Ilan Stavans’s introduction to the quadricentennial edition of Don Quixote is available on the Literary Hub website. As he explains it, the narrative is both baffling and perfect: “What I like most about Don Quixote is its imperfection. I wasn’t wrong in my teens about the sloppiness of the writing; it is just that my attitude was too pedantic. It is, unquestionably, a defective narrative. Cervantes is often criticized as a numb and careless stylist.”
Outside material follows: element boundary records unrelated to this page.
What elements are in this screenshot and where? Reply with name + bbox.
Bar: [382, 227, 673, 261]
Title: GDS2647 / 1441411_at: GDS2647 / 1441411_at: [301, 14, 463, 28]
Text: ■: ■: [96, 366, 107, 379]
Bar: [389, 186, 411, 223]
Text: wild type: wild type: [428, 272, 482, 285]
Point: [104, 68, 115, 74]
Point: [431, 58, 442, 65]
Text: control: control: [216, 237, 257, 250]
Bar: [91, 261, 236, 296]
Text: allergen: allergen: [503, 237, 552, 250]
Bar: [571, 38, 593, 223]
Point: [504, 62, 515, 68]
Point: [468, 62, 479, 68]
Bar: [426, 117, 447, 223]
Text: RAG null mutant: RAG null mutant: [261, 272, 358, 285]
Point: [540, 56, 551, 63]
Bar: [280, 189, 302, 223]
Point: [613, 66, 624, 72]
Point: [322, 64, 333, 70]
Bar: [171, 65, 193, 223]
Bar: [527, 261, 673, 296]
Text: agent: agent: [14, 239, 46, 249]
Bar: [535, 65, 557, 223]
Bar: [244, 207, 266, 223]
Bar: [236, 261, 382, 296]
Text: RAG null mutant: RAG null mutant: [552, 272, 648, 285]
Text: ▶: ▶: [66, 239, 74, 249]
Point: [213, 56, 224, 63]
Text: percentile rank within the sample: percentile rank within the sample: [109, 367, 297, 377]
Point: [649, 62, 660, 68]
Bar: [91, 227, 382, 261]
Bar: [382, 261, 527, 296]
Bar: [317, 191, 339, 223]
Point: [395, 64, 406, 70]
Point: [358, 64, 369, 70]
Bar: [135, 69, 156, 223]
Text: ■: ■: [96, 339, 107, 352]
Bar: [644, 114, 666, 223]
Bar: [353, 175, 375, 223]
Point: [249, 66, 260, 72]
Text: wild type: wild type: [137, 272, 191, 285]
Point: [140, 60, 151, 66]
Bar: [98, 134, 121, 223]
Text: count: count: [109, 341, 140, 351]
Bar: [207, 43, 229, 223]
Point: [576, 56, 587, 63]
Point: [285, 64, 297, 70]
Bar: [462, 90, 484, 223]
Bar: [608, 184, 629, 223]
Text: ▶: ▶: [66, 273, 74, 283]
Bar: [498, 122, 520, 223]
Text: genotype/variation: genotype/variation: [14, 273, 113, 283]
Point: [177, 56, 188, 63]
"Sometimes I think I’ve lost my nerve a little bit. I think it’s growing older, and a certain reservoir of anger literally runs out." The Guardian interviews James Wood, author and book critic at The New Yorker, about his craft, his forthcoming novel Upstate, and the landscape of today's literary criticism. Pair with: an essay about the greatness (and great influence) of Wood on a fellow novelist.
"Terrific ham. The best. Terrific eggs. Were they green? Who knows? So many years." In case you missed it, the best tweets from yesterday's #TrumpBookReport trend. Pair with our own Claire Cameron's translation of Lauren Groff's Fates and Furies for Twitter.
"I hope they also love that experience of surprise and delight and really engaging stories in the fiction sense, but also in the writers at work sense and in the poetic sense." A Vanity Fair interview with Emily Nemens, The Paris Review's new editor. And here's a list of 20 reasons you should absolutely be reading literary magazines.
"But the civil rights movement didn’t stop in Selma." In a follow-up to March, his award-winning graphic novel trilogy, Congressman John Lewis will have a new series published later this year by Abrams ComicArt, according to Time. Run, which will also be a multi-book series, will pick up where March left off. Pair with: The Millions's review of March.